Keyfactor Command Security Design Considerations
Keyfactor Command Security Design Considerations
-
Determine the list of users or groups who will have access to Keyfactor Command. Access in Keyfactor Command is based on Active Directory users and groups. These will be used to create Security Identities in Keyfactor Command (using the DOMAIN\group name format) to which Security Roles will be assigned.
Note: If you require only one layer of security (all users will have full access) you can simply use the Administrator Role that was created during installation (see Administration Section in the Keyfactor Command Server Installation Guide).Note: When defining the AD groups/users you will use to form Identities, consider whether you will have a one-to-one or one-to many relationship between Identities and Roles. - Define the naming convention for Security Roles. Menu access and certificate security will be assigned to Roles which in turn will be applied to Security Identities.
- Determine the Keyfactor Command menu access and level of functionality you want to apply to each Role using the permissions information found Security Role Permissions.
- Determine certificate security based on collections and certificate store permissions based on containers, if any. See below for more information.

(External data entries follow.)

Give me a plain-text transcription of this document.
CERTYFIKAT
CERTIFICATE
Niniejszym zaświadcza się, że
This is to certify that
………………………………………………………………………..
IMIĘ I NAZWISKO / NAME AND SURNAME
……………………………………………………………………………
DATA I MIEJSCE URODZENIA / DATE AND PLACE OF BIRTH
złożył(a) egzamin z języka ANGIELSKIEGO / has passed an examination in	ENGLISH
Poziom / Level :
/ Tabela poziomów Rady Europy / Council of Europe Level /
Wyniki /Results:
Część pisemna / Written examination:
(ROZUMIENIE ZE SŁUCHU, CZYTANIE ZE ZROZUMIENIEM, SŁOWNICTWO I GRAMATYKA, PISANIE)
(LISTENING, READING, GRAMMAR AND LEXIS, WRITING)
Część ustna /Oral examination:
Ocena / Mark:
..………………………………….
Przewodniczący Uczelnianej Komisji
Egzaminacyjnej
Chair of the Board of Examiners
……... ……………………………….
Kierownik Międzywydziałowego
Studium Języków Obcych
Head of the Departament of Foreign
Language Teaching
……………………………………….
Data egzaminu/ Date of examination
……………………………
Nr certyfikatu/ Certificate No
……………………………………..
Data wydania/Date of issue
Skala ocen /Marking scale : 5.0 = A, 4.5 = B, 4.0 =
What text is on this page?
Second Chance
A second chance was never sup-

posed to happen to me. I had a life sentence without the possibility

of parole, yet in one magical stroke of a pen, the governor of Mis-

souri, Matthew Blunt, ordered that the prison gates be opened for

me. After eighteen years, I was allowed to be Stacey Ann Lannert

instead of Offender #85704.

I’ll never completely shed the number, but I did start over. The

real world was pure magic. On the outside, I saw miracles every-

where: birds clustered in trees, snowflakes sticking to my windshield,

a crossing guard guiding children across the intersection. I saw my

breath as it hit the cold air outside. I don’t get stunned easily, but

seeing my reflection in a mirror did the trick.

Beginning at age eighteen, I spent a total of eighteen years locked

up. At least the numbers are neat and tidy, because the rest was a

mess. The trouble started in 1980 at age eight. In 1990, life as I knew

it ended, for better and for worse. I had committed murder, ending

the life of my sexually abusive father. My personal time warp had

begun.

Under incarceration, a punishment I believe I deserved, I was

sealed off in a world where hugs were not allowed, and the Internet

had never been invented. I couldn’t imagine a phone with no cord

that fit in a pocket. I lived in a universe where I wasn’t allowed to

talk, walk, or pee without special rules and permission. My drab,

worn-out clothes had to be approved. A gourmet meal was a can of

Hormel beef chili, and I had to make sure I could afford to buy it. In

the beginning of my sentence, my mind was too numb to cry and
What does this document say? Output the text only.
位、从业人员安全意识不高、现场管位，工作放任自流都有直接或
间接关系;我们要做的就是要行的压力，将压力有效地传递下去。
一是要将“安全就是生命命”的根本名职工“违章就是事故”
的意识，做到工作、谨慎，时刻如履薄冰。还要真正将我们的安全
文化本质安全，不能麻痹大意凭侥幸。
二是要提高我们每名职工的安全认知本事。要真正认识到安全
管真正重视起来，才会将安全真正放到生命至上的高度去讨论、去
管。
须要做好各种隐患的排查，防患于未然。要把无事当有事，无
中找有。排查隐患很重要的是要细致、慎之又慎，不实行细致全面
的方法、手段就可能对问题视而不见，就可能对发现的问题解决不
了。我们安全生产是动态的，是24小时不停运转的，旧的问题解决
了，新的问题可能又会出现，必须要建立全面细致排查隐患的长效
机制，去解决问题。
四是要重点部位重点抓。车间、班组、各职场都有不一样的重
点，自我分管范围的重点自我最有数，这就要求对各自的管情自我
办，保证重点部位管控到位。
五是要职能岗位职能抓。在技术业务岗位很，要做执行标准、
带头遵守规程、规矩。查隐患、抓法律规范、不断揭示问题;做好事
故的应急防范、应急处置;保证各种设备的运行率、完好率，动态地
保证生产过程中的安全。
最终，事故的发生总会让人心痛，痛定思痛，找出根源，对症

When designing a container permission scheme, you need to think first about whether you want your users to have access to all the certificate stores in your Keyfactor Command database or whether you need to limit your users to having access to only a subset of your stores. If you're comfortable granting access to all the stores, you can use the global Read permission. If you're not comfortable with this, you need to use container-level permissions and grant Read permissions on a container-by-container basis. These can be granted separately on a group-by-group (or user-by-user) basis, so group A can be granted global Read while group B is only granted Read to a certain container.
Next, you need to think about what you want your users to be able to do with the stores they have access to. By granting Read access to the stores, you're allowing your users to browse to the certificate stores page and see all the stores and containers that they've been granted access to, but they can perform no operations related to the stores. These are controlled with additional permissions (see below) that can also be set either globally or on a container-by-container basis. You can combine global and container-level security.
In addition to the permissions that must be considered when designing a permission scheme for certificate stores, you must also give consideration to permissions for certificates. Users must have permissions to certificates in order to use the certificate store operations. See Certificate Permissions and Container Permissions.
Any containers that do not have container-by-container permissions applied fall back to the global permissions, if any global permissions have been set.
When designing a certificate permission scheme, you need to think first about whether you want your users to have access to all the certificates in your Keyfactor Command database or whether you need to limit your users to having access to only a subset of your certificates. If you're comfortable granting access to all the certificates, you can use the global Read permission. If you're not comfortable with this, you need to use collection The certificate search function allows you to query the Keyfactor Command database for certificates from any available source based on any criteria of the certificates and save the results as a collection that will be availble in other places in the Management Portal (e.g. expiration alerts and certain reports).-level permissions and grant Read permissions on a collection-by-collection basis. These can be granted separately on a group-by-group (or user-by-user) basis, so group A can be granted global Read while group B is only granted Read to a certain collection.
Next, you need to think about what you want your users to be able to do with the certificates they can view. There are certificate operation permissions (see Certificate Permissions) that you can set that control what your users can do with the certificates. These can be set either globally or on a collection-by-collection basis. You can combine global and collection-level security.
At the global level, the Certificates Read role permission grants access to both the certificate search page and all certificate collections. Users who have been granted only collection-level Read permissions and not global Read permissions have access only to the collections to which they have been granted access and not to the certificate search page. See Security Role Permissions and Certificate Permissions.
In addition to the Certificates role permissions that must be considered when designing a permission scheme for certificates, you must also give consideration to the Certificate Collections and Certificate Store Management global role permissions.
-
Enabling the Certificate Collections Modify global role permission allows users to use the Save, Save As and Delete buttons for a collection. This allows users to create new certificate collections based on existing collections (Save As), delete existing collections (Delete), or modify select settings about an existing collection (Save). Typically, Certificate Collections permissions would only be granted to users who also had at least global Read permissions to allow them to do certificate searches from which to create new collections.
-
You will need to consider the Certificate Store Management role permissions if you use certificate stores and want any of your limited access users to make use of the Add to Certificate Store, Remove from Certificate Store, or Renew/Reissue operations on certificates. These certificate operations are only available to users who have also been granted the Read and Schedule role permissions for Certificate Store Management. Permissions to certificate stores can be granted either globally or via container security (see Certificate Permissions and Container Permissions).